Ora, ainda que tal sistema possa ser elaborado sem problema algum, não parece que os críticos queiram abandonar a caracterização de clérigos, magos e ladinos, tornando-se um personagem que faz o que o jogador bem entender na hora que precisar agir. A caracterização de classes, ofícios, ou qualquer outro arquétipo é, em geral, benquista. Se não queremos nos livrar disso, temos que parar com a crítica reducionista e formular melhor o problema.


Assim, se o problema não está no sistema como um todo, quando é interessante deixar as habilidades mais granulares, e quando as dispensar por completo?


Embora não exista uma fórmula matemática para nos dar alento ao caso, nos parece que a máxima abaixo dá uma baliza suficiente:


O número de habilidades oferecida segue intensidade de simulação e grau de personalização dos protagonistas, conforme desejos e convenções entre mestre e jogadores.
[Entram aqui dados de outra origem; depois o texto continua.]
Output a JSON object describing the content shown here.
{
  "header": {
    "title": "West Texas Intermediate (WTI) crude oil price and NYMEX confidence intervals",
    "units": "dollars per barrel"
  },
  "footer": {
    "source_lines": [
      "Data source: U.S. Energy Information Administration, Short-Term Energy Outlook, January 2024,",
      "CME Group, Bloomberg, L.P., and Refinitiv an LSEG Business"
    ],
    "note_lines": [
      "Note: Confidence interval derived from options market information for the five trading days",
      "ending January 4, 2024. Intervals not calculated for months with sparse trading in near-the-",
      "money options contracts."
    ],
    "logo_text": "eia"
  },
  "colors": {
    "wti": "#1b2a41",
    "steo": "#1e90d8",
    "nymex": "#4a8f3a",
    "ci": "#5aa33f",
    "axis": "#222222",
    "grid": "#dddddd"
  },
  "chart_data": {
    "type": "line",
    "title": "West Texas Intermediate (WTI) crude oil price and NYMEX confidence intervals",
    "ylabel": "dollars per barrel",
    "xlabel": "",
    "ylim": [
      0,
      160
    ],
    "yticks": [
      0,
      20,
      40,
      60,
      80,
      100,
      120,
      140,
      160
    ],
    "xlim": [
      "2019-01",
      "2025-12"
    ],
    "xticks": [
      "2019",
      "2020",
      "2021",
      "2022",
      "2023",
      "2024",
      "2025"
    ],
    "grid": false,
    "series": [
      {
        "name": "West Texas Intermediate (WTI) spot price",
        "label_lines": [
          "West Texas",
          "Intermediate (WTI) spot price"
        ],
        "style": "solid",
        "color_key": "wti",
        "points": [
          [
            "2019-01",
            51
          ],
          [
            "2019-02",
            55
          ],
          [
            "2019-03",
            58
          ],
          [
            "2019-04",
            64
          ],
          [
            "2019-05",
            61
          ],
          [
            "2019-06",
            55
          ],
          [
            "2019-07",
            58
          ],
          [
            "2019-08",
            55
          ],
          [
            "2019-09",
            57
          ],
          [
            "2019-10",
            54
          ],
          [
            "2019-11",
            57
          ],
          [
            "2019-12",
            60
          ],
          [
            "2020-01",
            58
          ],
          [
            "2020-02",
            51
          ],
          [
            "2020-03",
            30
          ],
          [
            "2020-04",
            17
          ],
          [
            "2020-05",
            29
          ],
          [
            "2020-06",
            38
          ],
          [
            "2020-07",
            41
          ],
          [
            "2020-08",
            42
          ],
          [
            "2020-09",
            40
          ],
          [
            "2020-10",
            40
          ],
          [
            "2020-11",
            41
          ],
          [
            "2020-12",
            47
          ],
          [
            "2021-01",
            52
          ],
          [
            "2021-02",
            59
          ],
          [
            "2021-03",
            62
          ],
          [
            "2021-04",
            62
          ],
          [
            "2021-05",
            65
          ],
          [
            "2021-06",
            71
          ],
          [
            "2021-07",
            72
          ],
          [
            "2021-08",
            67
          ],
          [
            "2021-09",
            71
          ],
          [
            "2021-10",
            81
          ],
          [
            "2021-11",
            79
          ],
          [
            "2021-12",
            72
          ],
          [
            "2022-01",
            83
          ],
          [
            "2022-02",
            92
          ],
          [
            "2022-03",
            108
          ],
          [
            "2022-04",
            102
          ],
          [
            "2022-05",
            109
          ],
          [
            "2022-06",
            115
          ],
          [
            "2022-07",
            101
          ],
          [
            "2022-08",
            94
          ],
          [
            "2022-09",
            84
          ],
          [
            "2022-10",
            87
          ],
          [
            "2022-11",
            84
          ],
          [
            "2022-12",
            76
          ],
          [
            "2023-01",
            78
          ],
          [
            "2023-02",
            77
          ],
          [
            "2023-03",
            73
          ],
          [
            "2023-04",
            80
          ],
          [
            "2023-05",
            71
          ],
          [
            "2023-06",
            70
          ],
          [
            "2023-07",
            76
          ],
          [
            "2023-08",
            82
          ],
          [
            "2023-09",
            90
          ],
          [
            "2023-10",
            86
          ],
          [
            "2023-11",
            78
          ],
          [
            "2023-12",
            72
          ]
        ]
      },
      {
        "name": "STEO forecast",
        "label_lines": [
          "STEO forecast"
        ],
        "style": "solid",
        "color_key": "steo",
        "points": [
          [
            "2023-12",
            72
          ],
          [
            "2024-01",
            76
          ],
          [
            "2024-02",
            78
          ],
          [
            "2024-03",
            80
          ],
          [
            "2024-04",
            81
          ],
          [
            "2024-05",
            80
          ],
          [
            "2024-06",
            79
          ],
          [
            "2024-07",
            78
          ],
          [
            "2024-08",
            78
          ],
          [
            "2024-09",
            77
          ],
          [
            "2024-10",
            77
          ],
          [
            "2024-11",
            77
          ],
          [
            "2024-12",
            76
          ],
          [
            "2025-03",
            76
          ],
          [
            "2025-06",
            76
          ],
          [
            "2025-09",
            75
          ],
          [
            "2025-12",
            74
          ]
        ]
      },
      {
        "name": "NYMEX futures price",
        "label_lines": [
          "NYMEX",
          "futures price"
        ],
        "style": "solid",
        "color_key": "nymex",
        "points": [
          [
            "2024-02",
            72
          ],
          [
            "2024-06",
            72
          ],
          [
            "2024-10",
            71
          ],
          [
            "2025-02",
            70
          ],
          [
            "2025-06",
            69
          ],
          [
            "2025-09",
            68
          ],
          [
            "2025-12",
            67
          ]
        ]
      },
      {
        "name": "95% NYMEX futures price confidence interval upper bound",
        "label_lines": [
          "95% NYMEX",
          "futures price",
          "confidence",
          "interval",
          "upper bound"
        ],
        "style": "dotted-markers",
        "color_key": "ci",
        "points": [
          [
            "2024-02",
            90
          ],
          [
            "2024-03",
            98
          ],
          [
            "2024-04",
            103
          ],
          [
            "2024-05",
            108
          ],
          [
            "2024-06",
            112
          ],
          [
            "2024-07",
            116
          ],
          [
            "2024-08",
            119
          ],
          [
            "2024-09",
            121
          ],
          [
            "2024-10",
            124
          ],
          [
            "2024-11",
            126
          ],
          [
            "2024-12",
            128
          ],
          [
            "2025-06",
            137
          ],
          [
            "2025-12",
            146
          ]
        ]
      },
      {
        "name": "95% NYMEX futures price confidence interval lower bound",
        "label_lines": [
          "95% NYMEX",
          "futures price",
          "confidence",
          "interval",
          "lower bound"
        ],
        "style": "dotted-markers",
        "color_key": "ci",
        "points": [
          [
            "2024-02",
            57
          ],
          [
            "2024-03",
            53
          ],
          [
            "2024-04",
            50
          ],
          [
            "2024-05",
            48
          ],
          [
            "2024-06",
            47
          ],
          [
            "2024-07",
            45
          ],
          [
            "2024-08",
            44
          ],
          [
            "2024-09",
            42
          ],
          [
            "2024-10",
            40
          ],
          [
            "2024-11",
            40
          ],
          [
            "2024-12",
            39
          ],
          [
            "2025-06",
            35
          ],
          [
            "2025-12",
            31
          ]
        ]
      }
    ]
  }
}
Tomemos como exemplo o clássico e amplamente jogado sistema Call of Cthulhu (7e) da Chaosium. A ficha de personagem abarca mais de quarenta habilidades, desde reparos elétricos a conhecimentos em psicanálise. Já sistemas como a Arcana Primária oferecem apenas algumas habilidades de classe e a opção de testes de atributo genéricos.


Intensidade de simulação: define quão “realista” ou “verossímil” será a dinâmica do jogo, o que afeta a complexidade das traduções mecânicas dos fenômenos simulados. No caso de um obstáculo físico, por exemplo, não haveria uma única perícia de “Atletismo”, mas, talvez, uma subdivisão entre “Escalar”, “Pular”, “Nadar” etc. Afinal, não é verdade que, se uma pessoa sabe nadar bem, ela também sabe escalar montanhas com a mesma proficiência. Para combate, armas de uma mão e armas de duas mãos não compartilham o mesmo bônus, assim como uma pessoa que treina pugilismo não será necessariamente boa com alabardas.


Uma consequência disso é que a interação com o mundo fica mais detalhada, e a diversidade do grupo gera benefícios mais marcados, pois fica quase impossível um ou dois jogadores desempenharem bem todas as habilidades necessárias para mobilizar o enredo. Em casos de jogos de ficção científica, onde a tecnologia evoluiu muito além do senso comum, isso fica ainda mais marcado: um cientista especialista em clonagem humana não será necessariamente bom em hackear terminais de computador só porque sua inteligência é elevada. Um piloto de nave espacial não será bom em dirigir carros antigos só porque uma habilidade é mais avançada que a outra.


Personalização dos protagonistas: Para alguns jogadores, não são suficientes as clássicas divisões de classe entre guerreiros, ladinos, magos e clérigos. Alguns querem especificar que tipo de guerreiro são, e que tipo de habilidades lhes são mais desejáveis. Outros querem sair da interpretação do clérigo templário e formar um druida celta, que possui um rol muito distinto de magias e perícias. Cada classe, então, abriga um número de habilidades exclusivas e mutuamente excludentes, que inspiram modos de jogo mais esmiuçados.


Em suma, superado o obstáculo comportamental de dispensar narrativas para pedir testes “prontos”, a complexidade da ficha de personagem, das habilidades oferecidas para personalização e da navegação narrativa depende da disposição e desejo da mesa. Quiçá possamos culpar parte do sistema por não acautelar os jogadores a não usar habilidades como meros botões, mas isso não é razão suficiente para bani-lo ou julgá-lo inferior. É possível, inclusive, que hoje o mestre esteja disposto apenas a jogar sistemas com maior grau de simulação, mas em algumas semanas prefira algo mais leve e direto ao ponto.


Nada como uma boa comunicação para melhorar a dinâmica do jogo. Se concorda, discorda ou enxerga problemas não elencados, deixe um comentário e mantenha a filosofia do RPG viva.


Que seus horizontes de jogo sempre sejam amplos e bom divertimento!